Recent studies have shown that smog mainly increases mortality from cardiovascular diseases more than pulmonary [3]. Coarse, fine and ultrafine particles from air pollution are the main compounds that cause damage to the body. Fine particles (PM 2.5) are associated with long-term mortality [4] and coarse particles (PM 10) are associated with short-term mortality [3]. These particles cause vascular oxidative stress; oxidative stress is an attack of cells by free radicals which leads to the formation of plaques in the vessels [2]. They also cause inflammation, which leads to increased clotting factors and platelet activation, which can then lead to the formation of a clot that can block a blood vessel [2]. The blockage of a blood vessel is a serious health problem that is one of the causes of infarction and stroke. A recent study published in the journal ACS Nano [5] suggests that ultrafine particles have another function; they can pass from the lungs to the bloodstream, which can cause an increased risk for the obstruction of a blood vessel.

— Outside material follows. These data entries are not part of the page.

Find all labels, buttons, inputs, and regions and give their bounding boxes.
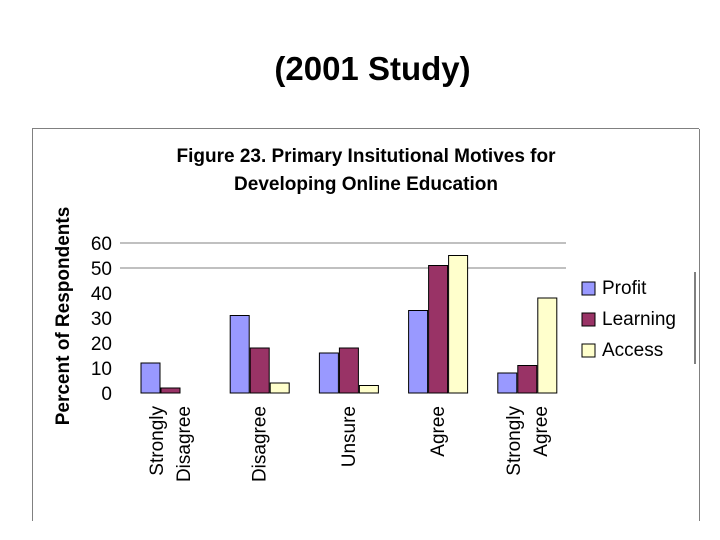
bar-access [537, 297, 558, 394]
legend-label: Learning [602, 309, 676, 330]
bar-profit [229, 315, 250, 394]
chart-title-line: Developing Online Education [234, 174, 498, 195]
bar-learning [428, 265, 449, 394]
legend-label: Access [602, 340, 663, 361]
bar-access [448, 255, 469, 394]
bar-learning [249, 347, 270, 394]
bar-profit [318, 352, 339, 394]
y-tick-label: 20 [91, 334, 112, 355]
bar-profit [408, 310, 429, 394]
bar-learning [338, 347, 359, 394]
x-tick-label: Agree [428, 406, 449, 457]
y-tick-label: 50 [91, 259, 112, 280]
legend-swatch [581, 281, 596, 296]
y-axis-label: Percent of Respondents [53, 207, 74, 426]
x-tick-label: Disagree [250, 406, 271, 482]
x-tick-label: Strongly [147, 406, 168, 476]
x-tick-label: Strongly [504, 406, 525, 476]
legend-swatch [581, 343, 596, 358]
y-tick-label: 40 [91, 284, 112, 305]
bar-access [358, 385, 379, 394]
bar-access [269, 382, 290, 394]
bar-learning [160, 387, 181, 394]
y-tick-label: 60 [91, 234, 112, 255]
bar-profit [140, 362, 161, 394]
legend-label: Profit [602, 278, 647, 299]
slide-title: (2001 Study) [274, 50, 471, 87]
legend-swatch [581, 312, 596, 327]
y-tick-label: 10 [91, 359, 112, 380]
bar-profit [497, 372, 518, 394]
x-tick-label: Agree [531, 406, 552, 457]
y-tick-label: 0 [101, 384, 112, 405]
chart-frame [32, 128, 700, 521]
x-tick-label: Disagree [174, 406, 195, 482]
x-tick-label: Unsure [339, 406, 360, 467]
y-tick-label: 30 [91, 309, 112, 330]
chart-title-line: Figure 23. Primary Insitutional Motives … [176, 146, 556, 167]
bar-learning [517, 365, 538, 394]
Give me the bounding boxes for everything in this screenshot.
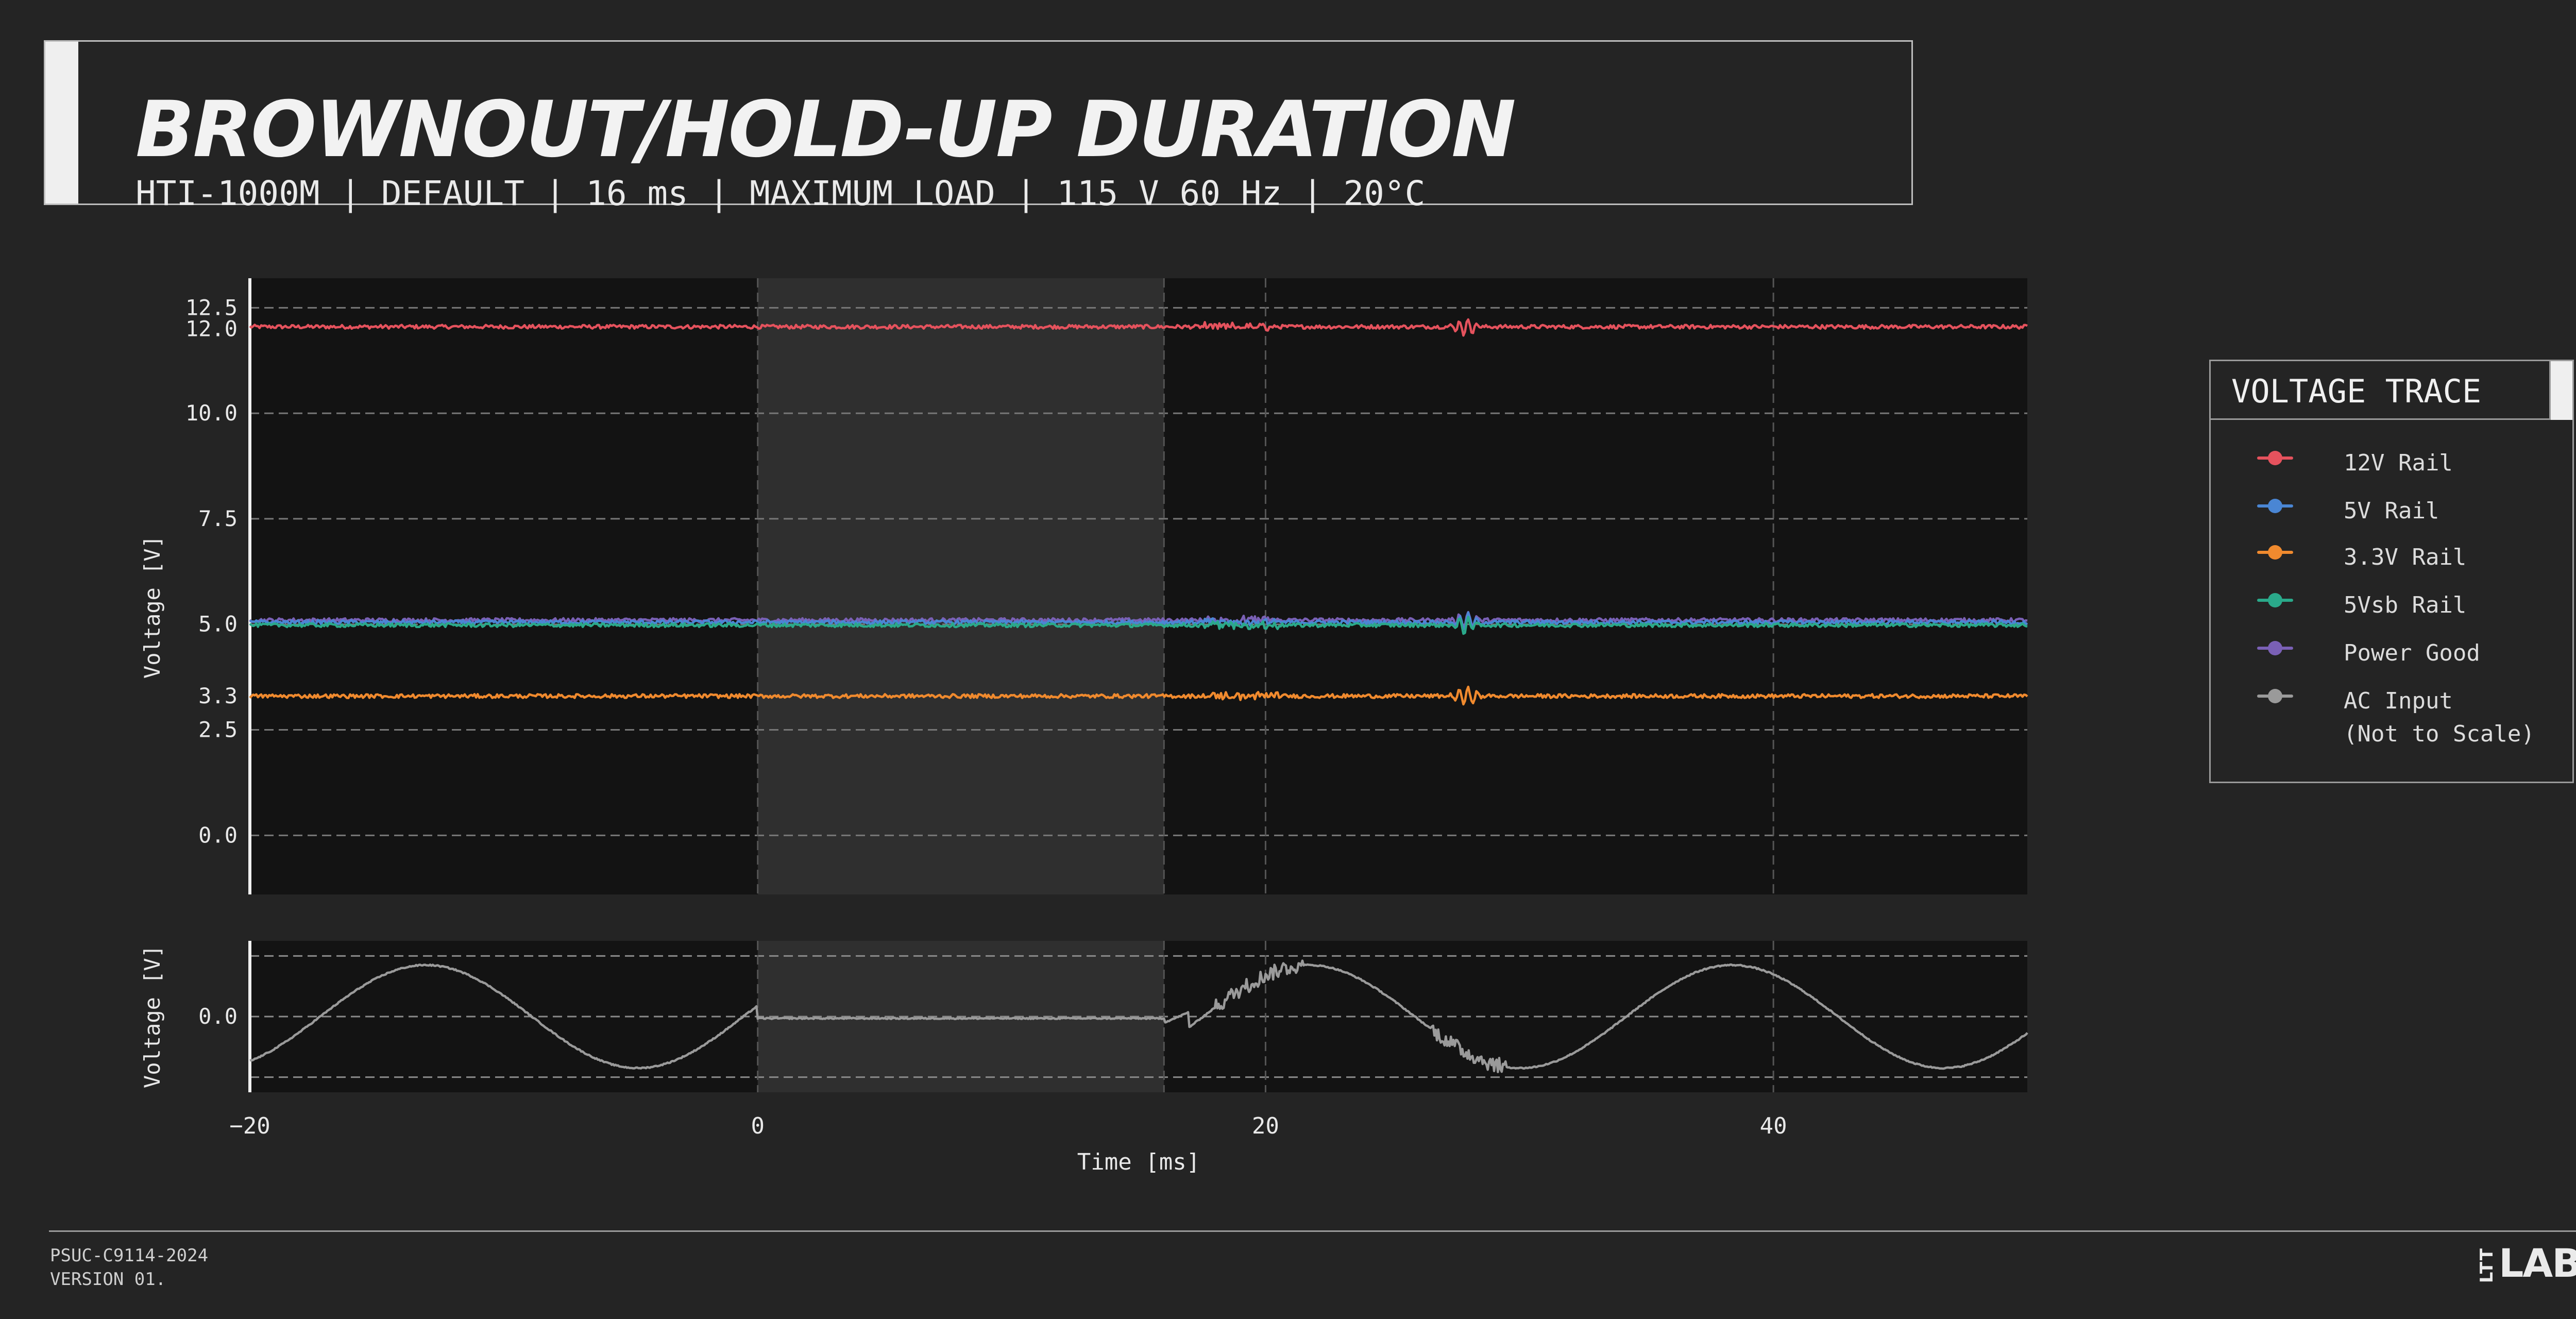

In the event of a smog warning, it is recommended to spend less time outdoors, especially for physical work. Of course, it is also advisable to avoid contributing to smog, by using alternative modes of transport to the automobile. Also, certain foods such as Brussels sprouts, fish oil, broccoli and cauliflower can reduce the harmful effects of smog  [3].

Air pollution is therefore a worldwide phenomenon that causes premature death. In addition, it must be considered that global warming is worsening the harmful effects of smog. It is therefore essential, in the coming years, to remedy this significant health hazard.